Levels of abstraction and the Turing test

An important lesson that philosophy can learn from the Turing test and computer science more generally concerns the careful use of the method of levels of abstraction (LoAs). The purpose of this paper is to summarize the method and apply it to the paper, modelling and analysis of phenomenological and conceptual systems showing its principal features and main advantages.

The constituents of the method are “observables”, collected together and moderated by predicates restraining their “behaviour”. The resulting collection of sets of observables is called a “gradient of abstractions” (GoAs) and it formalises the minimum consistency conditions that the chosen abstractions must satisfy. Two useful kinds of GoA – disjoint and nested – are identified. It is then argued that in any discrete (as distinct from analogue) domain of discourse, a complex phenomenon may be explicated in terms of simple approximations organised together in a GoAs. Thus, the method replaces, for discrete disciplines, the differential and integral calculus, which form the basis for understanding the complex analogue phenomena of science and engineering.
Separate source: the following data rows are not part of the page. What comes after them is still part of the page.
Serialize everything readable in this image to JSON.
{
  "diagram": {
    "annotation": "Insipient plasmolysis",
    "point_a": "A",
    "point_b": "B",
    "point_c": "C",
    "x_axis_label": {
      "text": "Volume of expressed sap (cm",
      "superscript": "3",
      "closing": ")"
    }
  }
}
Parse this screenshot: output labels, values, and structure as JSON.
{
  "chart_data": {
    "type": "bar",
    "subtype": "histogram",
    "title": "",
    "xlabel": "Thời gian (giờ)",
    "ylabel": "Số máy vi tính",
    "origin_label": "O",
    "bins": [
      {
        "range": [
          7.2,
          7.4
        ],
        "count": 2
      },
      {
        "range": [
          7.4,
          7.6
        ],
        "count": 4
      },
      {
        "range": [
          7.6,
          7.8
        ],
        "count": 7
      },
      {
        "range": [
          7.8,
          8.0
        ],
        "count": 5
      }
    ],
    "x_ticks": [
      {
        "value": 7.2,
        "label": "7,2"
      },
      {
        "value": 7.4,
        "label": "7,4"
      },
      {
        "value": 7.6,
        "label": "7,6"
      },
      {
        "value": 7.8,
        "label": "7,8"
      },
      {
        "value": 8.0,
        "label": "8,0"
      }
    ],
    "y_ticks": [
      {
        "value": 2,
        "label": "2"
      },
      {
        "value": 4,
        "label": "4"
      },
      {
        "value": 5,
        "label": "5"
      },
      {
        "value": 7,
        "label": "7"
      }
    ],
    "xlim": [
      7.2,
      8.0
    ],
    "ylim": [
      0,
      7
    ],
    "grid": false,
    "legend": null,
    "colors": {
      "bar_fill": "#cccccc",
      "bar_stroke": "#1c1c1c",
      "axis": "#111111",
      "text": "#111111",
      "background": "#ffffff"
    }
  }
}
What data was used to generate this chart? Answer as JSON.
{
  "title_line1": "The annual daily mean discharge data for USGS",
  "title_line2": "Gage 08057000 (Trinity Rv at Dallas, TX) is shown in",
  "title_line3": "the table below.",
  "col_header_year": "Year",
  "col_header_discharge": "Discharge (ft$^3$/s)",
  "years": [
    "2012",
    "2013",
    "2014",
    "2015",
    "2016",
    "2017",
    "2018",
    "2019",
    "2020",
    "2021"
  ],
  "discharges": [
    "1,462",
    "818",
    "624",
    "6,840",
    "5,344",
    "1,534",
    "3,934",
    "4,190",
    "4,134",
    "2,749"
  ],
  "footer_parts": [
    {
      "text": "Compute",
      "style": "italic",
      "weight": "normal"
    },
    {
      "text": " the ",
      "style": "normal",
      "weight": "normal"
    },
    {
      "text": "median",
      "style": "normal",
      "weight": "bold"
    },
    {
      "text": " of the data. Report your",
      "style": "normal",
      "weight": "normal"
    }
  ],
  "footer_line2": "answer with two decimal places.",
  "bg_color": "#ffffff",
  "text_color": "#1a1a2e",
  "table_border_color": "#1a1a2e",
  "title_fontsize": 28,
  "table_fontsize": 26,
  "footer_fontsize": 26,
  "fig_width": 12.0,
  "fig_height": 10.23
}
The result formalises an approach that is rather common in computer science but has hitherto found little application in philosophy. So the philosophical value of the method is demonstrated by showing how making the LoA of discourse explicit can be fruitful for phenomenological and conceptual analysis. To this end, the method is applied to the Turing test, the concept of agenthood, the definition of emergence, the notion of artificial life, quantum observation and decidable observation.

This paper applies the method of abstraction to the paper, modelling and analysis of phenomenological and conceptual systems showing its principal features and main advantages. It is hoped that this treatment will promote the use of the method in certain areas of the humanities and especially in philosophy.